Before the policy change, previous administrations would prosecute people who committed serious crimes or felony offenses and families that crossed the border would just be deported and families could be kept together. Instead, children are separated from their parents, and sent to the office of refugee resettlement housing. Because the police was announced without anytime for preparations, the office of refugee resettlement is unable to keep up with the increased workflow of finding family members and sponsors for the children.
The conditions for the children have been described as bleak. The detention centers where children are allowed to legally be kept at for a maximum of three days are overcrowded with up to twenty children in rooms described as cage like.

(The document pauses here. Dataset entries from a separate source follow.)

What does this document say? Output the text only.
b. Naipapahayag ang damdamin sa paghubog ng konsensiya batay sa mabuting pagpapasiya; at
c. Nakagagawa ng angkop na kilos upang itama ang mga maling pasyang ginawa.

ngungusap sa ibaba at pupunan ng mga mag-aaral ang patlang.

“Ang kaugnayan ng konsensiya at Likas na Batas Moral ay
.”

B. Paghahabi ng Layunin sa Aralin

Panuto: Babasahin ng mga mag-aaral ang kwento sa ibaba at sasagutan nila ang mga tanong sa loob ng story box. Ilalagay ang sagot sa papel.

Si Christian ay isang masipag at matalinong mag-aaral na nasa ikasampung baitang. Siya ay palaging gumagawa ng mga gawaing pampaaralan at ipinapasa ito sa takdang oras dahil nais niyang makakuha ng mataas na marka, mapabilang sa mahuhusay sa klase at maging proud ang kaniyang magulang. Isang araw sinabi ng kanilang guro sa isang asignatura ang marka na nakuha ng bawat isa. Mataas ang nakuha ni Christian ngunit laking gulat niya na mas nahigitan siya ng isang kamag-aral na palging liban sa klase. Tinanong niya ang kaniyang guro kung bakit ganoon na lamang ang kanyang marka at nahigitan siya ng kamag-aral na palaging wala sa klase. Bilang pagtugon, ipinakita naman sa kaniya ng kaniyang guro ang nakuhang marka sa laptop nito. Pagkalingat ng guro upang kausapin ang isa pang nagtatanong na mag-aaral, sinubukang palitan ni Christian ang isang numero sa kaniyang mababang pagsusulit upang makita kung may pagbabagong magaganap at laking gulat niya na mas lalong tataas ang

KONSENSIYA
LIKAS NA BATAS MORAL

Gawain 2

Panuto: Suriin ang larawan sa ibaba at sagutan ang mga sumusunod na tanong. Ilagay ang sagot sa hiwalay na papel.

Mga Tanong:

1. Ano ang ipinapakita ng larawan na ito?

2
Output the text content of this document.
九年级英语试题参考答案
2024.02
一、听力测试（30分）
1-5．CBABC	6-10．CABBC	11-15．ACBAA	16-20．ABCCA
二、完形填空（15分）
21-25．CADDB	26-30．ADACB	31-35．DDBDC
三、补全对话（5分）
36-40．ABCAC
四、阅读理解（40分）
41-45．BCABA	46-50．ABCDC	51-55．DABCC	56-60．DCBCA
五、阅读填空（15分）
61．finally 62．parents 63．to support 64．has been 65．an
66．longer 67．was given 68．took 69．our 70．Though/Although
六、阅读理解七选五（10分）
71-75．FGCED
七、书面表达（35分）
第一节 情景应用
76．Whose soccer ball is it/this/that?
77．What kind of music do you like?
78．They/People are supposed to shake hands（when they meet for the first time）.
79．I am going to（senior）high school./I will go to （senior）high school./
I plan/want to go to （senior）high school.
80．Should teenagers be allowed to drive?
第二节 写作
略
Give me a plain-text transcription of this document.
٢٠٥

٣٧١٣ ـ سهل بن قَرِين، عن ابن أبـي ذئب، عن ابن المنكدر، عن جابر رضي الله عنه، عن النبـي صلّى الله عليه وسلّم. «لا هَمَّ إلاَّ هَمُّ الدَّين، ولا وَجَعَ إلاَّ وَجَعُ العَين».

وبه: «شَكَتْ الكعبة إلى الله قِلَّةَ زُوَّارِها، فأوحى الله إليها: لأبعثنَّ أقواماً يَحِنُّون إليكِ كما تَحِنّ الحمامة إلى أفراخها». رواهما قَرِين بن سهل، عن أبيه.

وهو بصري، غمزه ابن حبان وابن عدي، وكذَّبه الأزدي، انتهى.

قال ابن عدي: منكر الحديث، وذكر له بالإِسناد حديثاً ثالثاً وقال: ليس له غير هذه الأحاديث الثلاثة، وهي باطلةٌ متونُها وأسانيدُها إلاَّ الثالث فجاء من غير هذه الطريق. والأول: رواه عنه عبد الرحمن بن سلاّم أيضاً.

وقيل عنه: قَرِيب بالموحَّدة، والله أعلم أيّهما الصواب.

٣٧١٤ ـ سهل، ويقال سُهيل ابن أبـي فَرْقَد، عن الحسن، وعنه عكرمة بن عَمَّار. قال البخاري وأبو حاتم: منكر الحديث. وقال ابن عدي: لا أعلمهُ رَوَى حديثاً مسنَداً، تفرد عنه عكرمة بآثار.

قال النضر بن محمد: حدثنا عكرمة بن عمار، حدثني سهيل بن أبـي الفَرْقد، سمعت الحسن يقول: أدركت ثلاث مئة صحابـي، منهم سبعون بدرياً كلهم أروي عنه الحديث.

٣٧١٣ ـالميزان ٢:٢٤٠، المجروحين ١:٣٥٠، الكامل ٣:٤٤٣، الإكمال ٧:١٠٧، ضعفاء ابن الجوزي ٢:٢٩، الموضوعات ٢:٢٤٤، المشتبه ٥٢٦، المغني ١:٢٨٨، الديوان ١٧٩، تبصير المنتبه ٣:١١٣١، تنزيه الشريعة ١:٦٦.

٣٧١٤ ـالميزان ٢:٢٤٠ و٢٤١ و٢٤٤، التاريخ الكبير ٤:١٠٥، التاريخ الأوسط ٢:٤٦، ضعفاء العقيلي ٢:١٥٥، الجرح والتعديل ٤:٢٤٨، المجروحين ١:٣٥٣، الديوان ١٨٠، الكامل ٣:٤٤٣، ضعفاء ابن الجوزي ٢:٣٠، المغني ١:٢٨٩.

They are given bags of chips and a few water bottles as well as thin mats and foil blankets as bedding. Normally, a detention center would be for older unaccompanied minors but isn't fit for younger children. Parents who had been interview said that they haven't been told where they are taking their kids and some parents have even been lied to, saying their children were being taken away for a bath. Because there is so much overcrowding, tent cities in the desert have been built almost overnight for children and reporters have not been given access.
At this moment, it's unknown if these children will be reunited with their families because the Trump Administration doesn't have clear policy on how the children will be reunited. Trump has said he will sign an executive order to stop separating children, but hasn't explain how children who have already been separated will be reunited. A lot of people on social media and press have made connections to the situation to events in history including slavery when families were separated during slave auctions, or during the holocaust when parents and children were separated in camps, as well as the Japanese internment camps in world war two as a response to Pearl Harbor. George Takei, who had been moved to an internment camp at age five even said, "At least during the internment of Japanese-Americans, I and other children were not stripped from our parents"
The connections are quite scary, but according to Webster's dictionary, a concentration camp is .a camp where persons (such as prisoners of war, political prisoners, or refugees) are detained or confined, and currently the children that are separated could be considered political prisoners since Trump has alluded to using them as leverage against congress and mexico to fund the wall. Since May, 2342 children have been separated. Trump signed an executive order to stop further separation of children at the border however, there is nothing in the policy that covers how the administration plans to reunite families if they even plan to. Currently, there are shelters across fifteen different states in the U.S. that are housing the separated children.